マウスピースを買うために全財産使ってしまったことについてだった。
おかげで、病院に行くお金も、なくなってしまい、バディーはまた働くこととなった。
ところが、歓楽街の「ストーリービル」が、戦争のため閉鎖することになってしまい、
バディーは蒸気船で演奏することになった。
(後の第一次世界大戦の始まりである)
いろいろなチームの中に入って演奏したが、周りに馴染めずすぐに孤立してしまった。
しかし、いい情報を手に入れることも出来た。
なんでも、戦争の武器などを大量生産するため、人材募集中なのだそうだ。
人が多く集まるということは、音楽を聴く場所もたくさんあるに違いない。
バディーは、シカゴに行くことを決めた。
ニューオリンズから別れの日、バッハはバディーに対位法についての本と、「reaf book」をプレゼントしてくれた。
「バディー。

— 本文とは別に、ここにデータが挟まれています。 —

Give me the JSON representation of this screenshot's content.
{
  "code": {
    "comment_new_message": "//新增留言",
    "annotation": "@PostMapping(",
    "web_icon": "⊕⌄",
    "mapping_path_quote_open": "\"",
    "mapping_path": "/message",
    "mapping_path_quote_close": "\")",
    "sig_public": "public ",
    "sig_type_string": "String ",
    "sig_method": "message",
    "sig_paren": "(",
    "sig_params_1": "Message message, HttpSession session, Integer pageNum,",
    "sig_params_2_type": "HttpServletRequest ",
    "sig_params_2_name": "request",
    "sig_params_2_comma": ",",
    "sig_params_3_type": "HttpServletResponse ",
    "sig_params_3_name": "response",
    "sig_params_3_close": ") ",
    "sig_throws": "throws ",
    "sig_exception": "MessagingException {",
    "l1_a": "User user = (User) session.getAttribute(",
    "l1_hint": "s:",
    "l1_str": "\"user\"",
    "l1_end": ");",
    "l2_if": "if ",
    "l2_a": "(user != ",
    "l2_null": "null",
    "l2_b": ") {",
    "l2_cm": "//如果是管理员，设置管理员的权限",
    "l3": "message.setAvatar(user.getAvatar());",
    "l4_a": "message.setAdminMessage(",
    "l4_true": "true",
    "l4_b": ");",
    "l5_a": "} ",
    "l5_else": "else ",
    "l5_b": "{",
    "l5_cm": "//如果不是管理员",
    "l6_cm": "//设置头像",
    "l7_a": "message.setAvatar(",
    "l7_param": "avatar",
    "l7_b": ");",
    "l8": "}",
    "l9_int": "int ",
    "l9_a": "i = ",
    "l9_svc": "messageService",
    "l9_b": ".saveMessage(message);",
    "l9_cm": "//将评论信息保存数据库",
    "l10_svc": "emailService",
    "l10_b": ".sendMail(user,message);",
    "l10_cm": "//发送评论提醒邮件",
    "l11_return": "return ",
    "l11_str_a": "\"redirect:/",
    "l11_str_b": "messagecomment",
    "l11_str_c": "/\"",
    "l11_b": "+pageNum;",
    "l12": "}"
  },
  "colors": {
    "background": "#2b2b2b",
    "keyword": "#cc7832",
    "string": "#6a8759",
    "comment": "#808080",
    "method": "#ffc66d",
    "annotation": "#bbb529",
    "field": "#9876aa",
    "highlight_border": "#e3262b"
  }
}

もし、音楽でわからないことがあったら、対位法を見直してご覧。そこに答えが乗っているはずだから。
それと、君がもし楽譜を書くことになったら、このreaf bookに書きまとめてくれ」
バッハとバディーは強く抱きしめ会い、強い握手をした。
バディーは蒸気船に乗って、北の大地シカゴへ向かった。
ミシシッピ川をひたすら登る蒸気船は、1週間以上の長旅だった。